Government 2, May/June 2015

Question 2

(a)  What is separation of powers?

(b)  How does it operate under the:

(i)   Presidential System of government.
(ii)   Cabinet System of government.


This was another popular question and was attempted by almost all the candidates.   The performance of the candidates who answered it was good as they really understood its demands. However, some candidates did not do well in the (b) part and they scored low marks by listing the points without further explanations. The candidates were expected to provide the following answers to the question:


(a)        (i)         It implies that the three organs of government; the legislature, the
executive and the judiciary are separated in personnel and functions.
This means that no one person or organ of government should combine
the legislative, executive and judicial functions of government.

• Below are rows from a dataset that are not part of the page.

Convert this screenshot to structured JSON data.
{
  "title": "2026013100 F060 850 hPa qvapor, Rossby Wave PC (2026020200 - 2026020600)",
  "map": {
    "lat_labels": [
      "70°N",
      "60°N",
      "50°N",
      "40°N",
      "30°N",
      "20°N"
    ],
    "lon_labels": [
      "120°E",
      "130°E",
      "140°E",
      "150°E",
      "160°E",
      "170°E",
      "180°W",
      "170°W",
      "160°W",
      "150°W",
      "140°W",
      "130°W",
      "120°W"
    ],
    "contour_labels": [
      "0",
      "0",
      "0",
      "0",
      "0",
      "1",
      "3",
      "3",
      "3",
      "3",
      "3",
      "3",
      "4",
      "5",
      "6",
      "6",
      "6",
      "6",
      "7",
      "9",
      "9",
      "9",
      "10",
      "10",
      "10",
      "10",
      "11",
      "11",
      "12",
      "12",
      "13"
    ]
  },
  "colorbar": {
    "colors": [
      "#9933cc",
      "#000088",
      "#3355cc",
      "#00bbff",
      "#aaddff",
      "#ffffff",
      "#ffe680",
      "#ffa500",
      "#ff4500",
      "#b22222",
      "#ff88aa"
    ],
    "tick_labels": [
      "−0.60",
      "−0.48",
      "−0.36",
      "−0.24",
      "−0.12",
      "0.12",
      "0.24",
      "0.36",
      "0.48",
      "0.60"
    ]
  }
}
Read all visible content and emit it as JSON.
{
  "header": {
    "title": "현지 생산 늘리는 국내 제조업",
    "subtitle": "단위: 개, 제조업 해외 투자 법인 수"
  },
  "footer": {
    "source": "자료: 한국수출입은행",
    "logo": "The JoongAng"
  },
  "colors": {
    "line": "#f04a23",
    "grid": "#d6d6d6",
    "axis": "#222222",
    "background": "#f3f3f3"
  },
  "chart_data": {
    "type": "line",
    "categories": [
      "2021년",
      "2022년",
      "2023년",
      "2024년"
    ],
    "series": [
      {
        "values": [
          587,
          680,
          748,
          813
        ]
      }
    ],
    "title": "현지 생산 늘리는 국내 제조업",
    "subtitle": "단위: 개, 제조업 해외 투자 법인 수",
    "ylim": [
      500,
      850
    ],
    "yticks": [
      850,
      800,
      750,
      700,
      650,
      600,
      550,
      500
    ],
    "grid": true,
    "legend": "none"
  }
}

                        Its operation in presidential system of government:

(b)(i)    (i) In Presidential system of government, the legislature makes laws, the executive applies the law, the judiciary interprets laws.
(ii)   None of the three organs of government should usurp the powers or interfere in the workings of other two organs.
(iii) No one person or organ of government to combine the legislative executive and judicial functions or powers.

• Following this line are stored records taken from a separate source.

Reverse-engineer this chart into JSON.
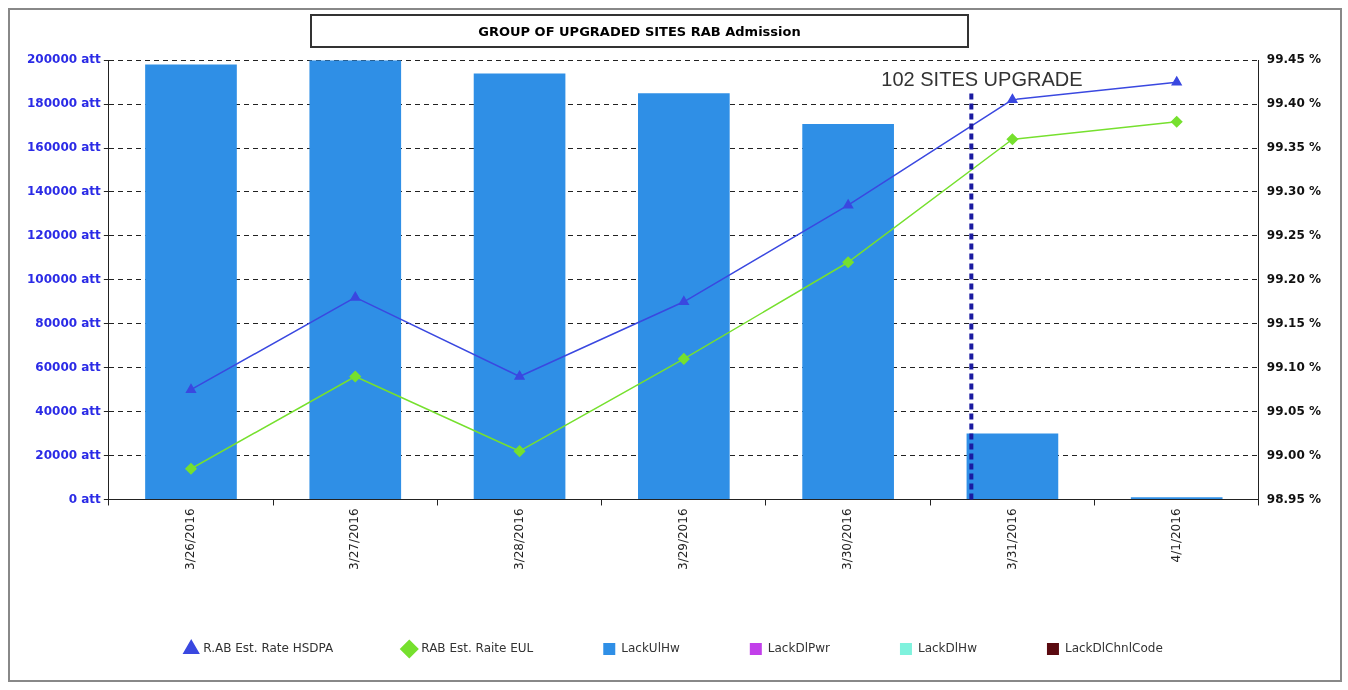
{
  "chart_data": {
    "type": "bar",
    "title": "GROUP OF UPGRADED SITES RAB Admission",
    "stacked": true,
    "categories": [
      "3/26/2016",
      "3/27/2016",
      "3/28/2016",
      "3/29/2016",
      "3/30/2016",
      "3/31/2016",
      "4/1/2016"
    ],
    "series": [
      {
        "name": "LackUlHw",
        "color": "#2f8fe6",
        "values": [
          198000,
          200000,
          194000,
          185000,
          171000,
          30000,
          1000
        ]
      },
      {
        "name": "LackDlPwr",
        "color": "#c23fea",
        "values": [
          0,
          0,
          0,
          0,
          0,
          0,
          0
        ]
      },
      {
        "name": "LackDlHw",
        "color": "#7ff2dd",
        "values": [
          0,
          0,
          0,
          0,
          0,
          0,
          0
        ]
      },
      {
        "name": "LackDlChnlCode",
        "color": "#5a0a10",
        "values": [
          0,
          0,
          0,
          0,
          0,
          0,
          0
        ]
      },
      {
        "name": "R.AB Est. Rate HSDPA",
        "type": "line",
        "axis": "y2",
        "marker": "triangle",
        "color": "#3a48e0",
        "values": [
          99.075,
          99.18,
          99.09,
          99.175,
          99.285,
          99.405,
          99.425
        ]
      },
      {
        "name": "RAB Est. Raite EUL",
        "type": "line",
        "axis": "y2",
        "marker": "diamond",
        "color": "#76e02e",
        "values": [
          98.985,
          99.09,
          99.005,
          99.11,
          99.22,
          99.36,
          99.38
        ]
      }
    ],
    "ylim": [
      0,
      200000
    ],
    "yticks": [
      {
        "value": 0,
        "label": "0 att"
      },
      {
        "value": 20000,
        "label": "20000 att"
      },
      {
        "value": 40000,
        "label": "40000 att"
      },
      {
        "value": 60000,
        "label": "60000 att"
      },
      {
        "value": 80000,
        "label": "80000 att"
      },
      {
        "value": 100000,
        "label": "100000 att"
      },
      {
        "value": 120000,
        "label": "120000 att"
      },
      {
        "value": 140000,
        "label": "140000 att"
      },
      {
        "value": 160000,
        "label": "160000 att"
      },
      {
        "value": 180000,
        "label": "180000 att"
      },
      {
        "value": 200000,
        "label": "200000 att"
      }
    ],
    "y2lim": [
      98.95,
      99.45
    ],
    "y2ticks": [
      {
        "value": 98.95,
        "label": "98.95 %"
      },
      {
        "value": 99.0,
        "label": "99.00 %"
      },
      {
        "value": 99.05,
        "label": "99.05 %"
      },
      {
        "value": 99.1,
        "label": "99.10 %"
      },
      {
        "value": 99.15,
        "label": "99.15 %"
      },
      {
        "value": 99.2,
        "label": "99.20 %"
      },
      {
        "value": 99.25,
        "label": "99.25 %"
      },
      {
        "value": 99.3,
        "label": "99.30 %"
      },
      {
        "value": 99.35,
        "label": "99.35 %"
      },
      {
        "value": 99.4,
        "label": "99.40 %"
      },
      {
        "value": 99.45,
        "label": "99.45 %"
      }
    ],
    "ref_lines": [
      {
        "axis": "x",
        "value": "3/31/2016",
        "label": "102 SITES UPGRADE",
        "color": "#1a1aa0",
        "line_style": "dashed"
      }
    ],
    "grid": true,
    "legend": "bottom",
    "line_style": "solid"
  }
}
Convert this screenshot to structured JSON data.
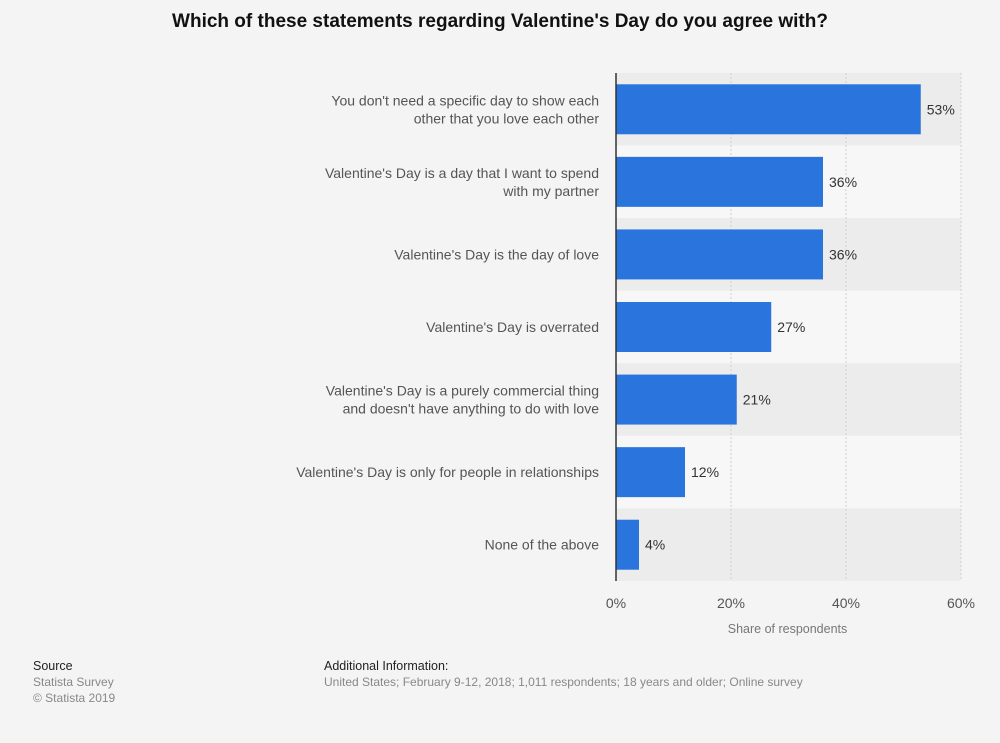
{
  "chart_data": {
    "type": "bar",
    "orientation": "horizontal",
    "title": "Which of these statements regarding Valentine's Day do you agree with?",
    "categories": [
      "You don't need a specific day to show each other that you love each other",
      "Valentine's Day is a day that I want to spend with my partner",
      "Valentine's Day is the day of love",
      "Valentine's Day is overrated",
      "Valentine's Day is a purely commercial thing and doesn't have anything to do with love",
      "Valentine's Day is only for people in relationships",
      "None of the above"
    ],
    "category_lines": [
      [
        "You don't need a specific day to show each",
        "other that you love each other"
      ],
      [
        "Valentine's Day is a day that I want to spend",
        "with my partner"
      ],
      [
        "Valentine's Day is the day of love"
      ],
      [
        "Valentine's Day is overrated"
      ],
      [
        "Valentine's Day is a purely commercial thing",
        "and doesn't have anything to do with love"
      ],
      [
        "Valentine's Day is only for people in relationships"
      ],
      [
        "None of the above"
      ]
    ],
    "values": [
      53,
      36,
      36,
      27,
      21,
      12,
      4
    ],
    "value_labels": [
      "53%",
      "36%",
      "36%",
      "27%",
      "21%",
      "12%",
      "4%"
    ],
    "xlabel": "Share of respondents",
    "xlim": [
      0,
      60
    ],
    "xticks": [
      0,
      20,
      40,
      60
    ],
    "xtick_labels": [
      "0%",
      "20%",
      "40%",
      "60%"
    ],
    "grid": true,
    "colors": {
      "bar": "#2a75dd",
      "band": "#ececec",
      "band_alt": "#f7f7f7"
    }
  },
  "footer": {
    "source_heading": "Source",
    "source_lines": [
      "Statista Survey",
      "© Statista 2019"
    ],
    "info_heading": "Additional Information:",
    "info_text": "United States; February 9-12, 2018; 1,011 respondents; 18 years and older; Online survey"
  }
}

                        The operation of separation of powers in Cabinet System of government:

(b)(ii) (i)  There is no strict separation of powers in a cabinet system of government.
(ii) Individuals can operate in two or more organs of government.
(iii) There is fusion of powers in the discharge of responsibilities.
(iv)  Members of cabinet are also part of the legislature.
(v) In Britain, the Lord Chancellor who is the head of the judicial arm of government is also a member of the legislature and the executive.